401(k) and 403(b) plans and personal retirement accounts (IRAs) allow you to set aside a large portion of your income for the future without having to pay taxes initially or as it increases in value. A health savings account (HSA) is another valuable tool for tax planning. An education credit helps with the cost of higher education by reducing the tax owed on your tax return. You may get a refund if the credit reduces your tax to less than zero.

3.- Poor Record-Keeping Practices.

Inefficient or inconsistent record-keeping can lead to errors, missed deductions, and difficulty producing accurate financial reports.
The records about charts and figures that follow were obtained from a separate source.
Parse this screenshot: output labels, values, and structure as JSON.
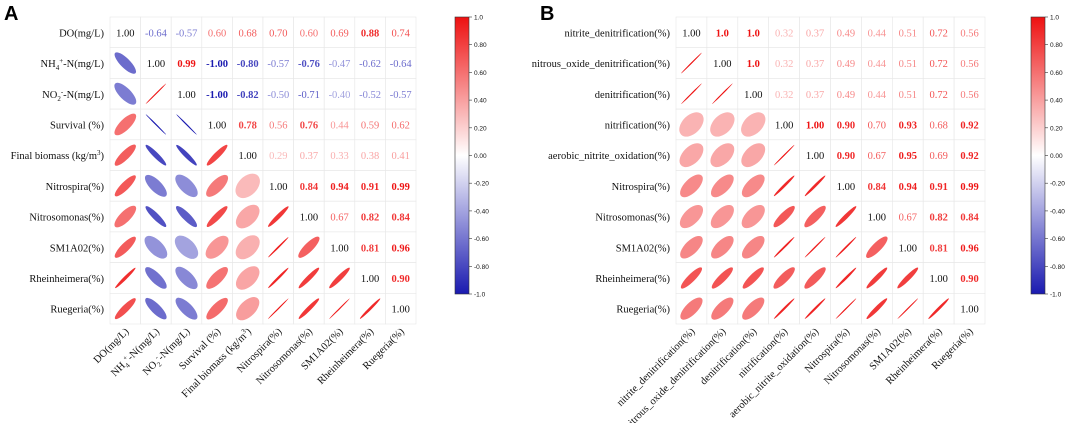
{
  "chart_data": [
    {
      "type": "heatmap",
      "panel": "A",
      "style": "correlation ellipse (lower) / coefficient text (upper)",
      "row_labels": [
        {
          "main": "DO(mg/L)"
        },
        {
          "main": "NH",
          "sub": "4",
          "sup": "+",
          "tail": "-N(mg/L)"
        },
        {
          "main": "NO",
          "sub": "2",
          "sup": "-",
          "tail": "-N(mg/L)"
        },
        {
          "main": "Survival (%)"
        },
        {
          "main": "Final biomass (kg/m",
          "sup": "3",
          "tail": ")"
        },
        {
          "main": "Nitrospira(%)"
        },
        {
          "main": "Nitrosomonas(%)"
        },
        {
          "main": "SM1A02(%)"
        },
        {
          "main": "Rheinheimera(%)"
        },
        {
          "main": "Ruegeria(%)"
        }
      ],
      "col_labels": [
        {
          "main": "DO(mg/L)"
        },
        {
          "main": "NH",
          "sub": "4",
          "sup": "+",
          "tail": "-N(mg/L)"
        },
        {
          "main": "NO",
          "sub": "2",
          "sup": "-",
          "tail": "-N(mg/L)"
        },
        {
          "main": "Survival (%)"
        },
        {
          "main": "Final biomass (kg/m",
          "sup": "3",
          "tail": ")"
        },
        {
          "main": "Nitrospira(%)"
        },
        {
          "main": "Nitrosomonas(%)"
        },
        {
          "main": "SM1A02(%)"
        },
        {
          "main": "Rheinheimera(%)"
        },
        {
          "main": "Ruegeria(%)"
        }
      ],
      "matrix": [
        [
          1.0,
          -0.64,
          -0.57,
          0.6,
          0.68,
          0.7,
          0.6,
          0.69,
          0.88,
          0.74
        ],
        [
          -0.64,
          1.0,
          0.99,
          -1.0,
          -0.8,
          -0.57,
          -0.76,
          -0.47,
          -0.62,
          -0.64
        ],
        [
          -0.57,
          0.99,
          1.0,
          -1.0,
          -0.82,
          -0.5,
          -0.71,
          -0.4,
          -0.52,
          -0.57
        ],
        [
          0.6,
          -1.0,
          -1.0,
          1.0,
          0.78,
          0.56,
          0.76,
          0.44,
          0.59,
          0.62
        ],
        [
          0.68,
          -0.8,
          -0.82,
          0.78,
          1.0,
          0.29,
          0.37,
          0.33,
          0.38,
          0.41
        ],
        [
          0.7,
          -0.57,
          -0.5,
          0.56,
          0.29,
          1.0,
          0.84,
          0.94,
          0.91,
          0.99
        ],
        [
          0.6,
          -0.76,
          -0.71,
          0.76,
          0.37,
          0.84,
          1.0,
          0.67,
          0.82,
          0.84
        ],
        [
          0.69,
          -0.47,
          -0.4,
          0.44,
          0.33,
          0.94,
          0.67,
          1.0,
          0.81,
          0.96
        ],
        [
          0.88,
          -0.62,
          -0.52,
          0.59,
          0.38,
          0.91,
          0.82,
          0.81,
          1.0,
          0.9
        ],
        [
          0.74,
          -0.64,
          -0.57,
          0.62,
          0.41,
          0.99,
          0.84,
          0.96,
          0.9,
          1.0
        ]
      ],
      "value_labels": [
        [
          "1.00",
          "-0.64",
          "-0.57",
          "0.60",
          "0.68",
          "0.70",
          "0.60",
          "0.69",
          "0.88",
          "0.74"
        ],
        [
          "",
          "1.00",
          "0.99",
          "-1.00",
          "-0.80",
          "-0.57",
          "-0.76",
          "-0.47",
          "-0.62",
          "-0.64"
        ],
        [
          "",
          "",
          "1.00",
          "-1.00",
          "-0.82",
          "-0.50",
          "-0.71",
          "-0.40",
          "-0.52",
          "-0.57"
        ],
        [
          "",
          "",
          "",
          "1.00",
          "0.78",
          "0.56",
          "0.76",
          "0.44",
          "0.59",
          "0.62"
        ],
        [
          "",
          "",
          "",
          "",
          "1.00",
          "0.29",
          "0.37",
          "0.33",
          "0.38",
          "0.41"
        ],
        [
          "",
          "",
          "",
          "",
          "",
          "1.00",
          "0.84",
          "0.94",
          "0.91",
          "0.99"
        ],
        [
          "",
          "",
          "",
          "",
          "",
          "",
          "1.00",
          "0.67",
          "0.82",
          "0.84"
        ],
        [
          "",
          "",
          "",
          "",
          "",
          "",
          "",
          "1.00",
          "0.81",
          "0.96"
        ],
        [
          "",
          "",
          "",
          "",
          "",
          "",
          "",
          "",
          "1.00",
          "0.90"
        ],
        [
          "",
          "",
          "",
          "",
          "",
          "",
          "",
          "",
          "",
          "1.00"
        ]
      ],
      "colorbar": {
        "range": [
          -1.0,
          1.0
        ],
        "ticks": [
          "1.0",
          "0.80",
          "0.60",
          "0.40",
          "0.20",
          "0.00",
          "-0.20",
          "-0.40",
          "-0.60",
          "-0.80",
          "-1.0"
        ],
        "colors": {
          "negative": "#1a1ab0",
          "neutral": "#ffffff",
          "positive": "#ee1111"
        }
      }
    },
    {
      "type": "heatmap",
      "panel": "B",
      "style": "correlation ellipse (lower) / coefficient text (upper)",
      "row_labels": [
        {
          "main": "nitrite_denitrification(%)"
        },
        {
          "main": "nitrous_oxide_denitrification(%)"
        },
        {
          "main": "denitrification(%)"
        },
        {
          "main": "nitrification(%)"
        },
        {
          "main": "aerobic_nitrite_oxidation(%)"
        },
        {
          "main": "Nitrospira(%)"
        },
        {
          "main": "Nitrosomonas(%)"
        },
        {
          "main": "SM1A02(%)"
        },
        {
          "main": "Rheinheimera(%)"
        },
        {
          "main": "Ruegeria(%)"
        }
      ],
      "col_labels": [
        {
          "main": "nitrite_denitrification(%)"
        },
        {
          "main": "nitrous_oxide_denitrification(%)"
        },
        {
          "main": "denitrification(%)"
        },
        {
          "main": "nitrification(%)"
        },
        {
          "main": "aerobic_nitrite_oxidation(%)"
        },
        {
          "main": "Nitrospira(%)"
        },
        {
          "main": "Nitrosomonas(%)"
        },
        {
          "main": "SM1A02(%)"
        },
        {
          "main": "Rheinheimera(%)"
        },
        {
          "main": "Ruegeria(%)"
        }
      ],
      "matrix": [
        [
          1.0,
          1.0,
          1.0,
          0.32,
          0.37,
          0.49,
          0.44,
          0.51,
          0.72,
          0.56
        ],
        [
          1.0,
          1.0,
          1.0,
          0.32,
          0.37,
          0.49,
          0.44,
          0.51,
          0.72,
          0.56
        ],
        [
          1.0,
          1.0,
          1.0,
          0.32,
          0.37,
          0.49,
          0.44,
          0.51,
          0.72,
          0.56
        ],
        [
          0.32,
          0.32,
          0.32,
          1.0,
          1.0,
          0.9,
          0.7,
          0.93,
          0.68,
          0.92
        ],
        [
          0.37,
          0.37,
          0.37,
          1.0,
          1.0,
          0.9,
          0.67,
          0.95,
          0.69,
          0.92
        ],
        [
          0.49,
          0.49,
          0.49,
          0.9,
          0.9,
          1.0,
          0.84,
          0.94,
          0.91,
          0.99
        ],
        [
          0.44,
          0.44,
          0.44,
          0.7,
          0.67,
          0.84,
          1.0,
          0.67,
          0.82,
          0.84
        ],
        [
          0.51,
          0.51,
          0.51,
          0.93,
          0.95,
          0.94,
          0.67,
          1.0,
          0.81,
          0.96
        ],
        [
          0.72,
          0.72,
          0.72,
          0.68,
          0.69,
          0.91,
          0.82,
          0.81,
          1.0,
          0.9
        ],
        [
          0.56,
          0.56,
          0.56,
          0.92,
          0.92,
          0.99,
          0.84,
          0.96,
          0.9,
          1.0
        ]
      ],
      "value_labels": [
        [
          "1.00",
          "1.0",
          "1.0",
          "0.32",
          "0.37",
          "0.49",
          "0.44",
          "0.51",
          "0.72",
          "0.56"
        ],
        [
          "",
          "1.00",
          "1.0",
          "0.32",
          "0.37",
          "0.49",
          "0.44",
          "0.51",
          "0.72",
          "0.56"
        ],
        [
          "",
          "",
          "1.00",
          "0.32",
          "0.37",
          "0.49",
          "0.44",
          "0.51",
          "0.72",
          "0.56"
        ],
        [
          "",
          "",
          "",
          "1.00",
          "1.00",
          "0.90",
          "0.70",
          "0.93",
          "0.68",
          "0.92"
        ],
        [
          "",
          "",
          "",
          "",
          "1.00",
          "0.90",
          "0.67",
          "0.95",
          "0.69",
          "0.92"
        ],
        [
          "",
          "",
          "",
          "",
          "",
          "1.00",
          "0.84",
          "0.94",
          "0.91",
          "0.99"
        ],
        [
          "",
          "",
          "",
          "",
          "",
          "",
          "1.00",
          "0.67",
          "0.82",
          "0.84"
        ],
        [
          "",
          "",
          "",
          "",
          "",
          "",
          "",
          "1.00",
          "0.81",
          "0.96"
        ],
        [
          "",
          "",
          "",
          "",
          "",
          "",
          "",
          "",
          "1.00",
          "0.90"
        ],
        [
          "",
          "",
          "",
          "",
          "",
          "",
          "",
          "",
          "",
          "1.00"
        ]
      ],
      "colorbar": {
        "range": [
          -1.0,
          1.0
        ],
        "ticks": [
          "1.0",
          "0.80",
          "0.60",
          "0.40",
          "0.20",
          "0.00",
          "-0.20",
          "-0.40",
          "-0.60",
          "-0.80",
          "-1.0"
        ],
        "colors": {
          "negative": "#1a1ab0",
          "neutral": "#ffffff",
          "positive": "#ee1111"
        }
      }
    }
  ]
}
Adopting organized record-keeping practices, leveraging accounting software (like Quickbooks) and technology, and conducting regular reconciliations can improve accuracy and reduce the risk of financial discrepancies. Small businesses may resist or face difficulties in adopting technology for accounting and finance, leading to inefficiencies and potential errors.


4.- Cash Flow Management.

Small businesses often need help managing cash flow effectively, leading to difficulties meeting financial obligations and planning for future expenses. Implementing cash flow forecasting, negotiating favorable payment terms with suppliers, and actively managing accounts receivable can help enhance cash flow management.


5.- Lack of Financial Expertise.

Small business owners and staff may need more expertise in financial matters, including interpreting financial statements and understanding critical financial metrics. Investing in financial education and training for relevant staff, hiring external financial consultants, or utilizing advisory services can bridge the knowledge gap.


6.- Inefficient Invoicing and Collections.

Consistent or efficient invoicing practices can result in timely payments, impacting cash flow. Implementing automated invoicing systems, setting clear payment terms, and actively following up on overdue payments can improve invoicing and collections processes.


7.- Unoptimized Business Structures:

Businesses might face difficulties choosing the proper legal structure or fail to maximize tax advantages based on their entity type. In companies that carry out different operations, such as providing services and selling products, it may be necessary to separate the businesses and create two companies instead of just one. Seeking advice from tax advisors to evaluate and optimize the business structure can enhance tax efficiency.


Addressing these challenges often requires collaboration between clients and experienced tax professionals who can provide tailored advice based on individual circumstances and goals. Open communication, organized (and practical) accounting, and ongoing education can also contribute to a more successful tax planning process.